Here are five ways to manage feelings of loneliness and do something about it!
Be compassionate to yourself
Everyone feels lonely at some point or other. Whilst you may be married or have a tightknit family, your life is a solo journey and no-one makes that exact same trip apart from you. No-one escapes the feeling entirely. Be compassionate to yourself and befriend your loneliness. Do not necessarily view it with fear or negativity. Accept that it is often part of life.
Be open to meeting new people
Be open to meeting new people, not from a place of neediness but from a place of curiosity. Be interested in others and what makes them tick. Being open with the world in this way can cause one to be vulnerable but that is fine. Vulnerability is how you make connections. There is a risk but if you never take it, you will never reap the rewards. Trust that you can be both vulnerable and be in a position to assert boundaries and defences if and when you need to. We are all scared of rejection or of being judged on some level but we do it too. Some people will love you and others will not like you. That’s just the way it is.You will know who you resonate with and who you don’t.
Give to others unconditionally
A remedy for loneliness is to go out and be with the world, to love others within it whomever they are and not to expect anything back from them. I don’t mean that you should get taken for a ride of course: you can make your own judgments on who you choose to help. But it is good for you to be kind without expecting anything in return. It can be difficult to make connections with a closed heart or by always giving out with the expectation of receiving back. Charity work or helping a friend in need is a good means of opening your heart and doing something with no expectation of anything in return. In our individualistic times, we do not put enough sway on helping for helping’s sake as perhaps it is perceived as not bringing us any benefit. However helping others gives something back to us. Think about the feel-good factor you get from helping someone who benefits from your time or skills.
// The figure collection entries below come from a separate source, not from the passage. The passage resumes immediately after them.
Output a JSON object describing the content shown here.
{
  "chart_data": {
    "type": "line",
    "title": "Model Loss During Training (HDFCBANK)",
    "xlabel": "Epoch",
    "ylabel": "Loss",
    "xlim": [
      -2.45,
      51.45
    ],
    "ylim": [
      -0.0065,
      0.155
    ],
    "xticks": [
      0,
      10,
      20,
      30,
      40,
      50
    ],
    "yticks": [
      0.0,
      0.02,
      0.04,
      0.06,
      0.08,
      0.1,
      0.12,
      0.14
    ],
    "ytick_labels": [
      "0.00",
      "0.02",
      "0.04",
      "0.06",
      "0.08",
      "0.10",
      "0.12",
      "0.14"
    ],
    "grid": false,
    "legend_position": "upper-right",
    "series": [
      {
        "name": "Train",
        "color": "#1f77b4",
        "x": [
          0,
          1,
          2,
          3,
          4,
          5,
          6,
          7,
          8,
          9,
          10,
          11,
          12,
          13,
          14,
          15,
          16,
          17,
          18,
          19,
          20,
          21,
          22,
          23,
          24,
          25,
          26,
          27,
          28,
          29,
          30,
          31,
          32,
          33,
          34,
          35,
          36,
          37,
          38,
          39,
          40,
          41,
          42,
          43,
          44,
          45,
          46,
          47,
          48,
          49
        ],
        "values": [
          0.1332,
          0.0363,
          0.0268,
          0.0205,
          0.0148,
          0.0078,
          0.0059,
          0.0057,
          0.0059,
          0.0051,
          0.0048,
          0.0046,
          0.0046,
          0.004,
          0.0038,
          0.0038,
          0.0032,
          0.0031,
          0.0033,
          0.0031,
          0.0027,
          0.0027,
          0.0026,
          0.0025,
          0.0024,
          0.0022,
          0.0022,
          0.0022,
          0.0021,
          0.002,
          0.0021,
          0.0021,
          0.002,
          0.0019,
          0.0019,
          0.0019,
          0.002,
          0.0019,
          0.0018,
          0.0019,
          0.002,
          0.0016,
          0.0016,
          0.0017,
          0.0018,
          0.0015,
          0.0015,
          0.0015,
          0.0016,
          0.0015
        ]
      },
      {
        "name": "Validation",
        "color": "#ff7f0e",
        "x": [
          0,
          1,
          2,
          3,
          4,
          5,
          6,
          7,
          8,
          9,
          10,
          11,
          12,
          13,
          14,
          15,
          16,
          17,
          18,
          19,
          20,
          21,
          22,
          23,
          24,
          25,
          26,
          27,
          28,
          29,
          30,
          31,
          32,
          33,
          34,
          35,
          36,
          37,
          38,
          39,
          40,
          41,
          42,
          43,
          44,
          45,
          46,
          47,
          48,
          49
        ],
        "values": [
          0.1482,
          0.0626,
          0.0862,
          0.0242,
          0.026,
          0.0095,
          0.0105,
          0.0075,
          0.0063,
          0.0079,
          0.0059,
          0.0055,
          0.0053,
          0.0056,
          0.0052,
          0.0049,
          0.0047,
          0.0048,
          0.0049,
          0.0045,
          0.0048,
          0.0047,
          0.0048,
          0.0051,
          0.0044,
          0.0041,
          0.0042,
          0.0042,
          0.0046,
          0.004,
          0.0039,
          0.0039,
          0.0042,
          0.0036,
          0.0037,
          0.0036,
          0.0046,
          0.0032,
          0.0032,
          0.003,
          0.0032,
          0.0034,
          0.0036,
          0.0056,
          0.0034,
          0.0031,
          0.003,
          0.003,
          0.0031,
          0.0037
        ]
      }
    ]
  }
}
Anything that makes you feel like you are doing something constructive with your solo time and that puts you in the flow state is fantastic. Being creative also makes you feel as though there is something bigger than you that takes over. In fact if you love spending time painting or writing, disconnecting social media (which can only make you feel more lonely) and having some fun with your pen or making something can really make your solo time golden.
Be in nature
Connection to nature is connection. OK so it might not be quite the same as having a pinot grigio and belly laughs with your oldie besties but being in nature makes you feel part of a unique and beautiful connected universe. Watch the interactions, listen to the sounds and feel the sense of connectedness between living things. Feel that you’re a part of all that too – because you are.